Leia mais: Entrevista
Cícero fala sobre o disco Sábado
E é obviamente em seus fãs que Cícero vem se apoiando. Se mantendo acessível e atencioso, o músico valoriza seu público e demonstrou isso também no dia 14 de novembro durante o show de encerramento da turnê de Sábado, que aconteceu no teatro Rival, no Rio de Janeiro. Cantando para uma plateia que não chegou perto de lotar o teatro (para o segundo dia de apresentação, foram oferecidos ingressos a 10 reais para aqueles que compareceram no dia anterior), Cícero repetiu o quanto estava feliz em ver que aquelas pessoas saíram de suas casas em uma sexta-feira chuvosa para vê-lo (em um final de semana onde enfrentou uma concorrência de peso, com Paulinho da Viola tocando no Circo Voador, e com os Arctic Monkeys no Brasil), e estava à vontade tocando para uma plateia animada, que cantava todas as músicas a plenos pulmões – principalmente as do Canções de Apartamento.
Apesar disso, a apresentação foi burocrática, com Cícero emendando uma música após a outra sem muitas pausas e sem nenhuma surpresa, fazendo com que o show de encerramento não tivesse nada de especial em relação aos outros da mesma turnê além das quatro caixas de som extra, que permitiram uma experiência sonora mais rica em detalhes. Mesmo assim, os fãs que aguardavam o cantor desde seu último show na cidade em janeiro deste ano, fizeram uma verdadeira festa e parecem não ter do que reclamar.

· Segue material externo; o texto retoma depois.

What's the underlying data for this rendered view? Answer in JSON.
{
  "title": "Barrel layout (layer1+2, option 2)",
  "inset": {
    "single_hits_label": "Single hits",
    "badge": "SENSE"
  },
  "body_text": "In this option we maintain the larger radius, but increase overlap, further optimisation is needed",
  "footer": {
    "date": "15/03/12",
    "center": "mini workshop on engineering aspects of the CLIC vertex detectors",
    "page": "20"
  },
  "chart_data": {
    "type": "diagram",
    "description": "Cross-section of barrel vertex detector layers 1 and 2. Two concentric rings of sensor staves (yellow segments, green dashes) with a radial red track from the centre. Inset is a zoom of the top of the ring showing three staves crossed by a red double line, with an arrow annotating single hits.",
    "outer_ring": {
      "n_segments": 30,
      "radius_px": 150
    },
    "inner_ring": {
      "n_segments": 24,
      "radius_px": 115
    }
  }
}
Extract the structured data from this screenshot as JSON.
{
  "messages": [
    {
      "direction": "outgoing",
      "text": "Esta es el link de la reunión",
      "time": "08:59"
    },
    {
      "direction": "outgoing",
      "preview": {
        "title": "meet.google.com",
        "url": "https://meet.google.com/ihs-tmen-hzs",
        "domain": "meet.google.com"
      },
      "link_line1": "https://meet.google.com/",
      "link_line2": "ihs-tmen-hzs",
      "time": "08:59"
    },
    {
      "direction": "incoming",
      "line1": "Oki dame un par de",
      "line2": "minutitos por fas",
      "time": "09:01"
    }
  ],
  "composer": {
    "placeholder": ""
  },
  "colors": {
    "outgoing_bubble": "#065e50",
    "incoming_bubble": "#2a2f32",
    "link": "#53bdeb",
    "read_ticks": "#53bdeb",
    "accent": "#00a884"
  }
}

Encerrada a turnê, Cícero promete um álbum para o ano que vem. Há um interesse natural em saber qual e como será o próximo passo do cantor, que demonstra ainda não ter aprendido a lidar com críticas, e que pode correr o risco de ficar preso às mesmas antigas canções, que uma hora devem começar a se esgotar. Porque como disse André Midani a respeito da nova geração de músicos brasileiros, “é impecável em todos os sentidos, mas é um coquetel de Chico e Caetano terrível. Quando é que vamos sair deste engodo? Porque passa a ser um engodo hoje em dia, um engodo feliz, maravilhoso. Mas não deixa de ser um engodo”.